Austin has come so far in the past 6 months. He’s 15 pounds and 25 ½ inches long…which means he’s doubled his birth weight! He’s eating all sorts of baby food and loves his banana yogurt. He doesn’t eat a lot of baby food at once, maybe a little less than half a jar at a time. He’s a finicky eater, just like his mommy. ;-) He can roll over from tummy to back and back to tummy. We’re working on sitting independently and getting into the crawling position. It’s a constant struggle because he doesn’t enjoy bearing weight on his arms. It may take a while, but I know he’ll do it when he’s ready. If I were to say it doesn’t make me a little bit sad when I see other babies his age doing these things that he struggles with, I’d be lying. It’s a reminder that he's going to struggle with certain milestones and tasks. As a parent, that’s very painful because no one want to see their child struggle. I have to remind myself what Austin HAS accomplished. He’s defied the odds in so many ways. He’s healthy and we have SO much to be thankful for. We wouldn’t change a thing. Not. One. Thing.

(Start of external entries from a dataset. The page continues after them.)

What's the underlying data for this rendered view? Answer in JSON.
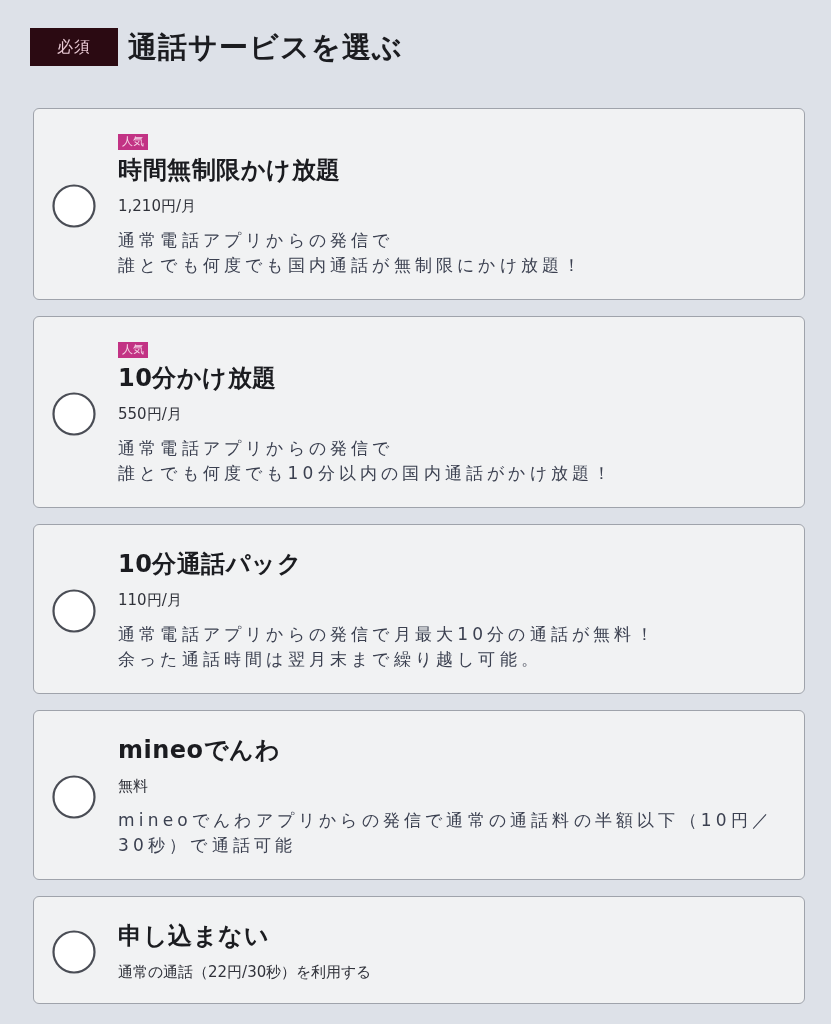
{
  "header": {
    "badge": "必須",
    "title": "通話サービスを選ぶ"
  },
  "options": [
    {
      "badge": "人気",
      "title": "時間無制限かけ放題",
      "price": "1,210円/月",
      "description": [
        "通常電話アプリからの発信で",
        "誰とでも何度でも国内通話が無制限にかけ放題！"
      ],
      "selected": false
    },
    {
      "badge": "人気",
      "title": "10分かけ放題",
      "price": "550円/月",
      "description": [
        "通常電話アプリからの発信で",
        "誰とでも何度でも10分以内の国内通話がかけ放題！"
      ],
      "selected": false
    },
    {
      "title": "10分通話パック",
      "price": "110円/月",
      "description": [
        "通常電話アプリからの発信で月最大10分の通話が無料！",
        "余った通話時間は翌月末まで繰り越し可能。"
      ],
      "selected": false
    },
    {
      "title": "mineoでんわ",
      "price": "無料",
      "description": [
        "mineoでんわアプリからの発信で通常の通話料の半額以下（10円／",
        "30秒）で通話可能"
      ],
      "selected": false
    },
    {
      "title": "申し込まない",
      "price": "通常の通話（22円/30秒）を利用する",
      "selected": false
    }
  ]
}
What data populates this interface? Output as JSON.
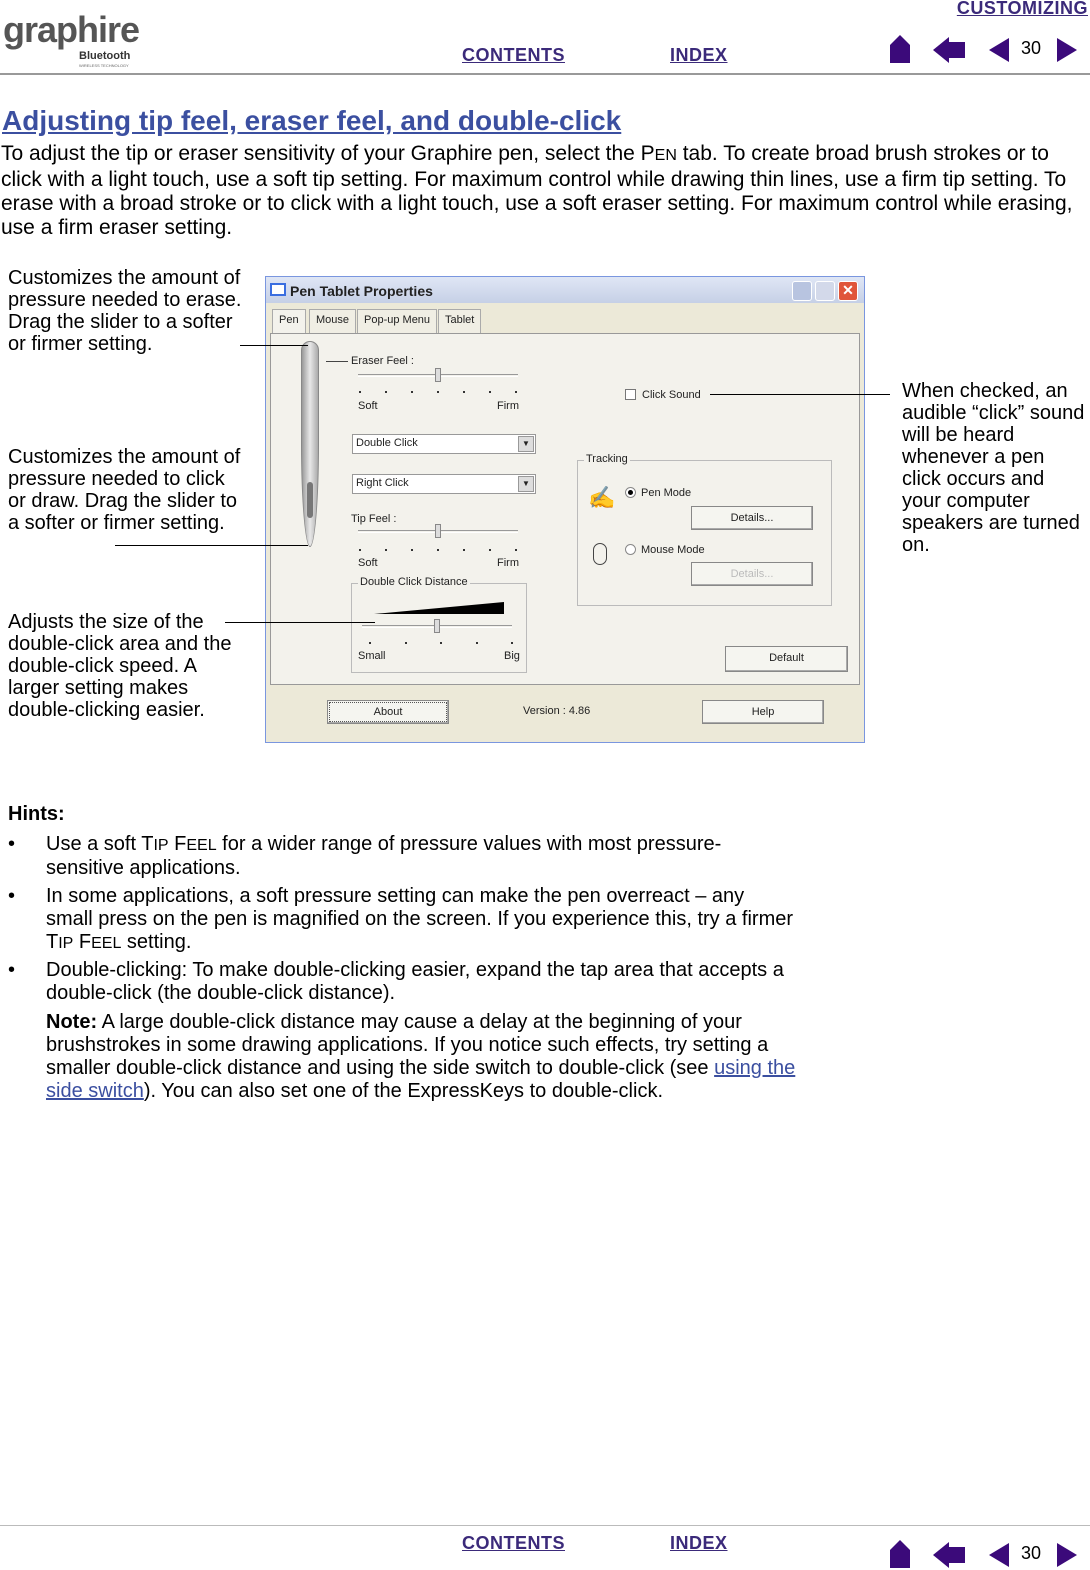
{
  "header": {
    "logo": {
      "word": "graphire",
      "sub": "Bluetooth",
      "tag": "WIRELESS TECHNOLOGY"
    },
    "section_link": "CUSTOMIZING",
    "contents_link": "CONTENTS",
    "index_link": "INDEX",
    "page_number": "30",
    "nav_color": "#3b0a7a"
  },
  "page": {
    "title": "Adjusting tip feel, eraser feel, and double-click",
    "intro_a": "To adjust the tip or eraser sensitivity of your Graphire pen, select the P",
    "intro_sc": "EN",
    "intro_b": " tab.  To create broad brush strokes or to click with a light touch, use a soft tip setting.  For maximum control while drawing thin lines, use a firm tip setting.  To erase with a broad stroke or to click with a light touch, use a soft eraser setting.  For maximum control while erasing, use a firm eraser setting."
  },
  "callouts": {
    "eraser": "Customizes the amount of pressure needed to erase.  Drag the slider to a softer or firmer setting.",
    "tip": "Customizes the amount of pressure needed to click or draw.  Drag the slider to a softer or firmer setting.",
    "distance": "Adjusts the size of the double-click area and the double-click speed. A larger setting makes double-clicking easier.",
    "sound": "When checked, an audible “click” sound will be heard whenever a pen click occurs and your computer speakers are turned on."
  },
  "dialog": {
    "title": "Pen Tablet Properties",
    "tabs": [
      "Pen",
      "Mouse",
      "Pop-up Menu",
      "Tablet"
    ],
    "eraser_feel": {
      "label": "Eraser Feel :",
      "soft": "Soft",
      "firm": "Firm",
      "value_fraction": 0.5
    },
    "upper_switch": "Double Click",
    "lower_switch": "Right Click",
    "tip_feel": {
      "label": "Tip Feel :",
      "soft": "Soft",
      "firm": "Firm",
      "value_fraction": 0.5
    },
    "double_click_distance": {
      "label": "Double Click Distance",
      "small": "Small",
      "big": "Big",
      "value_fraction": 0.5
    },
    "click_sound": {
      "label": "Click Sound",
      "checked": false
    },
    "tracking": {
      "label": "Tracking",
      "pen_mode": "Pen Mode",
      "mouse_mode": "Mouse Mode",
      "selected": "Pen Mode",
      "details": "Details...",
      "details_disabled": "Details..."
    },
    "default_btn": "Default",
    "about_btn": "About",
    "version": "Version : 4.86",
    "help_btn": "Help"
  },
  "hints": {
    "title": "Hints:",
    "h1a": "Use a soft T",
    "h1s1": "IP",
    "h1m": " F",
    "h1s2": "EEL",
    "h1b": " for a wider range of pressure values with most pressure-sensitive applications.",
    "h2a": "In some applications, a soft pressure setting can make the pen overreact – any small press on the pen is magnified on the screen.  If you experience this, try a firmer T",
    "h2s1": "IP",
    "h2m": " F",
    "h2s2": "EEL",
    "h2b": " setting.",
    "h3": "Double-clicking: To make double-clicking easier, expand the tap area that accepts a double-click (the double-click distance).",
    "note_label": "Note:",
    "note_a": " A large double-click distance may cause a delay at the beginning of your brushstrokes in some drawing applications.  If you notice such effects, try setting a smaller double-click distance and using the side switch to double-click (see ",
    "note_link": "using the side switch",
    "note_b": ").  You can also set one of the ExpressKeys to double-click."
  }
}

Our next goal is to “Sleep Train” Austin. Yes, my child still sleeps in our room…IN BED WITH US. (Bad Mommy, I know.) It all started when Ryan was working out of town during the week and he’s still sleeping with us at 6 months old. We have a King size bed and I don’t know how I end up on the very edge…every night!? I have to admit, it’ll be nice not to be kicked by a baby or wake up with a back ache due to sleeping on the very edge of the bed. However, I’ll miss not being able to cuddle with my sweet boy and watch him as he sleeps so peacefully. He needs to sleep in his own bed and we know this…I’ll just miss him being so close to me at night.
We’ve also come so far as a family during the past 6 months. It may seem like Down syndrome might weigh on a marriage, but it’s quite the opposite. We pull together during the struggles. We don’t take the good times for granted…and the good times outweigh the struggles, by far. Our life is so much more “normal” than anyone might think. We both want to freeze the time and hold on to these precious moments because they go by too fast.